Conversely, we found that MM cytokines upregulated the gene for the acetyl cholinesterase T subunit, which could lead to increased acetylcholinesterase Vismodegib Hedgehog/Smoothened inhibitor and a decreased protective cholin ergic response. Expression of genes for several Inhibitors,Modulators,Libraries transporters for glutamate and glycine were also observed along with changes in the genes for the R5 receptor for neuropeptide Y receptor 5 and preprotachykinin A. The role of such receptors and transporters in glial cells is not clear. Of interest, changes were found in activity of neuro transmitter induced early genes 9, 10 and 12. It is not known if these cytokine mixtures have a similar effect on the same genes and their proteins in various subpopula tions of neurons.
If they do, this would have major impli cations on neuronal Inhibitors,Modulators,Libraries and axonal dysfunction in MS and other diseases characterized by CNS inflammation andor microglial activation, as well Inhibitors,Modulators,Libraries as symptoms in patients with MS such as depression, memory loss, abnormalities in other cognitive functions, fatigue and pain. Ion channels We observed cytokine induced changes in gene expression for many ion channels including Na, K and Ca chan nels. It is well established that glial cells Inhibitors,Modulators,Libraries have a wide vari ety of ion channels which are important in glial cell function and that expression of some of these have been reported to be affected by cytokines in glial cells and neurons, as well as other types of cells. Cytokine effects on ion channels and ion exchangers clearly are important in axonal and neuronal function and viability as well as likely contributing to symptomatology in patients with MS.

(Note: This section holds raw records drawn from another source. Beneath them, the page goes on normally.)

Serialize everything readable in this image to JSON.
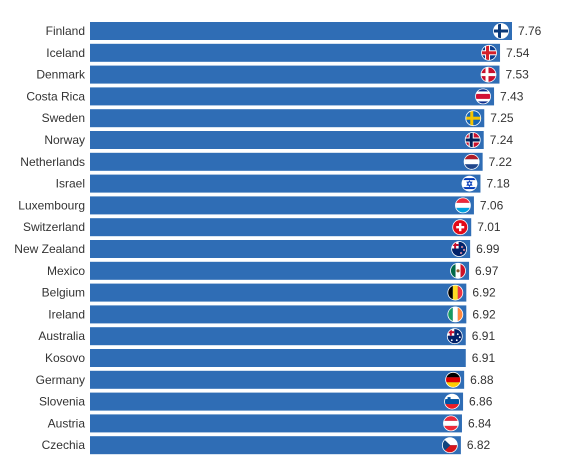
{
  "chart_data": {
    "type": "bar",
    "orientation": "horizontal",
    "title": "",
    "xlabel": "",
    "ylabel": "",
    "grid": false,
    "bar_color": "#2f6db5",
    "categories": [
      "Finland",
      "Iceland",
      "Denmark",
      "Costa Rica",
      "Sweden",
      "Norway",
      "Netherlands",
      "Israel",
      "Luxembourg",
      "Switzerland",
      "New Zealand",
      "Mexico",
      "Belgium",
      "Ireland",
      "Australia",
      "Kosovo",
      "Germany",
      "Slovenia",
      "Austria",
      "Czechia"
    ],
    "values": [
      7.76,
      7.54,
      7.53,
      7.43,
      7.25,
      7.24,
      7.22,
      7.18,
      7.06,
      7.01,
      6.99,
      6.97,
      6.92,
      6.92,
      6.91,
      6.91,
      6.88,
      6.86,
      6.84,
      6.82
    ],
    "value_labels": [
      "7.76",
      "7.54",
      "7.53",
      "7.43",
      "7.25",
      "7.24",
      "7.22",
      "7.18",
      "7.06",
      "7.01",
      "6.99",
      "6.97",
      "6.92",
      "6.92",
      "6.91",
      "6.91",
      "6.88",
      "6.86",
      "6.84",
      "6.82"
    ],
    "flag_icons": [
      "finland-flag-icon",
      "iceland-flag-icon",
      "denmark-flag-icon",
      "costa-rica-flag-icon",
      "sweden-flag-icon",
      "norway-flag-icon",
      "netherlands-flag-icon",
      "israel-flag-icon",
      "luxembourg-flag-icon",
      "switzerland-flag-icon",
      "new-zealand-flag-icon",
      "mexico-flag-icon",
      "belgium-flag-icon",
      "ireland-flag-icon",
      "australia-flag-icon",
      "",
      "germany-flag-icon",
      "slovenia-flag-icon",
      "austria-flag-icon",
      "czechia-flag-icon"
    ]
  }
}
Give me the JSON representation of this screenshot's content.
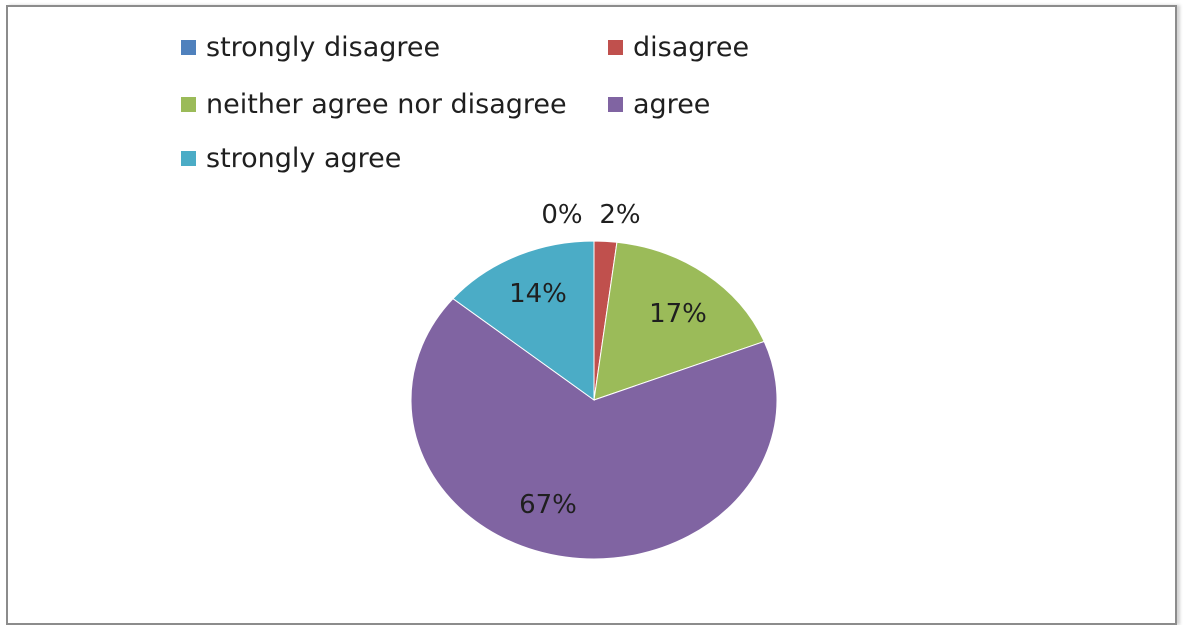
{
  "chart_data": {
    "type": "pie",
    "title": "",
    "legend_position": "top",
    "categories": [
      "strongly disagree",
      "disagree",
      "neither agree nor disagree",
      "agree",
      "strongly agree"
    ],
    "values": [
      0,
      2,
      17,
      67,
      14
    ],
    "labels": [
      "0%",
      "2%",
      "17%",
      "67%",
      "14%"
    ],
    "colors": [
      "#4f81bd",
      "#c0504d",
      "#9bbb59",
      "#8064a2",
      "#4bacc6"
    ],
    "unit": "%"
  }
}
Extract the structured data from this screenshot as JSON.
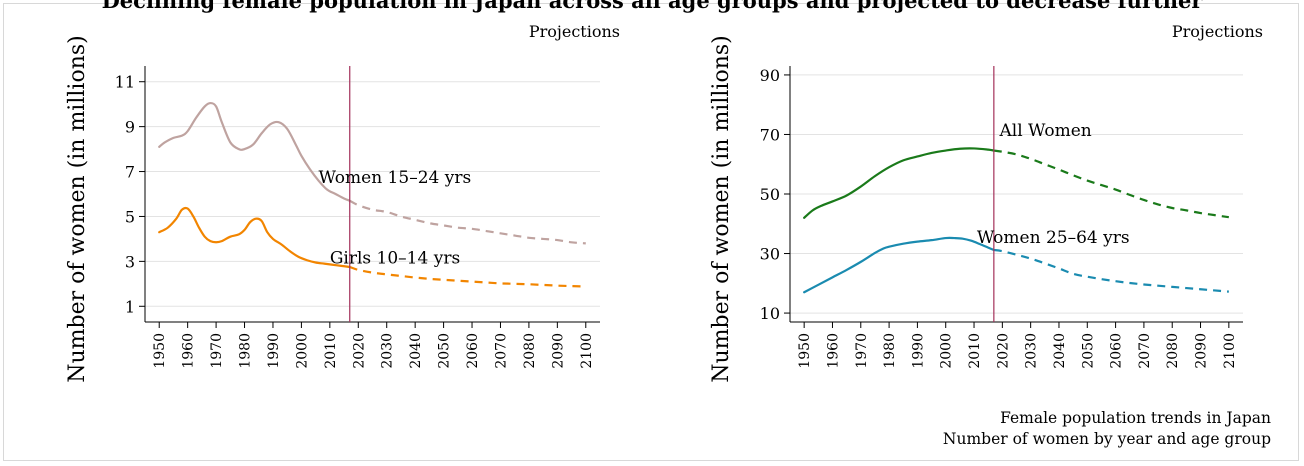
{
  "banner_title": "Declining female population in Japan across all age groups and projected to decrease further",
  "caption": {
    "line1": "Female population trends in Japan",
    "line2": "Number of women by year and age group"
  },
  "chart_data": [
    {
      "type": "line",
      "ylabel": "Number of women (in millions)",
      "projection_label": "Projections",
      "projection_start_year": 2017,
      "ylim": [
        0.3,
        11.7
      ],
      "yticks": [
        1,
        3,
        5,
        7,
        9,
        11
      ],
      "xlim": [
        1945,
        2105
      ],
      "xticks": [
        1950,
        1960,
        1970,
        1980,
        1990,
        2000,
        2010,
        2020,
        2030,
        2040,
        2050,
        2060,
        2070,
        2080,
        2090,
        2100
      ],
      "grid": true,
      "series": [
        {
          "name": "Women 15–24 yrs",
          "color": "#bfa3a0",
          "label_at": [
            2006,
            6.5
          ],
          "x": [
            1950,
            1952,
            1955,
            1958,
            1960,
            1963,
            1966,
            1968,
            1970,
            1972,
            1975,
            1978,
            1980,
            1983,
            1986,
            1989,
            1992,
            1995,
            1998,
            2000,
            2003,
            2006,
            2009,
            2012,
            2015,
            2017,
            2020,
            2025,
            2030,
            2035,
            2040,
            2045,
            2050,
            2055,
            2060,
            2065,
            2070,
            2075,
            2080,
            2085,
            2090,
            2095,
            2100
          ],
          "y": [
            8.1,
            8.3,
            8.5,
            8.6,
            8.8,
            9.4,
            9.9,
            10.05,
            9.9,
            9.2,
            8.3,
            8.0,
            8.0,
            8.2,
            8.7,
            9.1,
            9.2,
            8.9,
            8.2,
            7.7,
            7.1,
            6.6,
            6.2,
            6.0,
            5.8,
            5.7,
            5.5,
            5.3,
            5.2,
            5.0,
            4.85,
            4.7,
            4.6,
            4.5,
            4.45,
            4.35,
            4.25,
            4.15,
            4.05,
            4.0,
            3.95,
            3.85,
            3.8
          ]
        },
        {
          "name": "Girls 10–14 yrs",
          "color": "#f28500",
          "label_at": [
            2010,
            2.9
          ],
          "x": [
            1950,
            1953,
            1956,
            1958,
            1960,
            1962,
            1964,
            1966,
            1968,
            1970,
            1972,
            1975,
            1978,
            1980,
            1982,
            1984,
            1986,
            1988,
            1990,
            1993,
            1996,
            1999,
            2002,
            2005,
            2008,
            2011,
            2014,
            2017,
            2020,
            2025,
            2030,
            2035,
            2040,
            2045,
            2050,
            2055,
            2060,
            2065,
            2070,
            2075,
            2080,
            2085,
            2090,
            2095,
            2100
          ],
          "y": [
            4.3,
            4.5,
            4.9,
            5.3,
            5.35,
            5.0,
            4.5,
            4.1,
            3.9,
            3.85,
            3.9,
            4.1,
            4.2,
            4.4,
            4.75,
            4.9,
            4.8,
            4.3,
            4.0,
            3.75,
            3.45,
            3.2,
            3.05,
            2.95,
            2.9,
            2.85,
            2.8,
            2.75,
            2.62,
            2.5,
            2.42,
            2.35,
            2.28,
            2.22,
            2.18,
            2.14,
            2.1,
            2.06,
            2.02,
            2.0,
            1.98,
            1.95,
            1.92,
            1.9,
            1.88
          ]
        }
      ]
    },
    {
      "type": "line",
      "ylabel": "Number of women (in millions)",
      "projection_label": "Projections",
      "projection_start_year": 2017,
      "ylim": [
        7,
        93
      ],
      "yticks": [
        10,
        30,
        50,
        70,
        90
      ],
      "xlim": [
        1945,
        2105
      ],
      "xticks": [
        1950,
        1960,
        1970,
        1980,
        1990,
        2000,
        2010,
        2020,
        2030,
        2040,
        2050,
        2060,
        2070,
        2080,
        2090,
        2100
      ],
      "grid": true,
      "series": [
        {
          "name": "All Women",
          "color": "#1a7a1a",
          "label_at": [
            2019,
            69.5
          ],
          "x": [
            1950,
            1953,
            1956,
            1960,
            1965,
            1970,
            1975,
            1980,
            1985,
            1990,
            1995,
            2000,
            2005,
            2010,
            2015,
            2017,
            2020,
            2025,
            2030,
            2035,
            2040,
            2045,
            2050,
            2055,
            2060,
            2065,
            2070,
            2075,
            2080,
            2085,
            2090,
            2095,
            2100
          ],
          "y": [
            42,
            44.5,
            46,
            47.5,
            49.5,
            52.5,
            56,
            59,
            61.3,
            62.6,
            63.8,
            64.6,
            65.2,
            65.3,
            64.9,
            64.6,
            64.2,
            63.3,
            61.8,
            60.0,
            58.2,
            56.3,
            54.5,
            53.0,
            51.5,
            49.7,
            48.0,
            46.5,
            45.3,
            44.5,
            43.6,
            42.9,
            42.2
          ]
        },
        {
          "name": "Women 25–64 yrs",
          "color": "#1a8bb0",
          "label_at": [
            2011,
            33.5
          ],
          "x": [
            1950,
            1955,
            1960,
            1965,
            1970,
            1975,
            1978,
            1980,
            1985,
            1990,
            1995,
            2000,
            2003,
            2006,
            2009,
            2012,
            2015,
            2017,
            2020,
            2025,
            2030,
            2035,
            2040,
            2045,
            2050,
            2055,
            2060,
            2065,
            2070,
            2075,
            2080,
            2085,
            2090,
            2095,
            2100
          ],
          "y": [
            17,
            19.5,
            22,
            24.5,
            27.2,
            30.2,
            31.7,
            32.3,
            33.3,
            34.0,
            34.5,
            35.2,
            35.2,
            35.0,
            34.3,
            33.2,
            32.0,
            31.2,
            30.8,
            29.6,
            28.3,
            26.7,
            25.0,
            23.2,
            22.2,
            21.4,
            20.7,
            20.1,
            19.6,
            19.2,
            18.8,
            18.4,
            18.0,
            17.6,
            17.2
          ]
        }
      ]
    }
  ]
}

Changes in genes for ion channels have been reported in the CNS in MS and EAE. There have been reports of inflammatory mediators such as inducible nitric oxide synthase inducing upreg ulation of certain Na channels in neurons. We observed significant effects Inhibitors,Modulators,Libraries on gene expression for a wide variety of ion channels in glial cells at 6 hours of incuba tion suggesting a direct effect of cytokines on expression of genes for some or all of these channels in glia. Changes in the distribution of ion channels could contribute to glial cell dysfunction. If similar changes were induced directly in neuronsaxons, these changes could contribute to plas ticity as well as to axonal and neuronal cell death.
While such changes selleck chem inhibitor in neuronal ion channels and failure and reversal of ion exchangers, particularly Ca exchangers, could result from failure of mitochondrial energy metabolism, our results also raise the possibility of axonal dysfunction and ultimately death by direct effect of cytokines on expression of genes for ion channels and ATPase ion exchangers. The cytokine mixtures also likely regulate ion channels on inflammatory cells such as lymphocytes, and ion channels are known to affect lymphocyte function.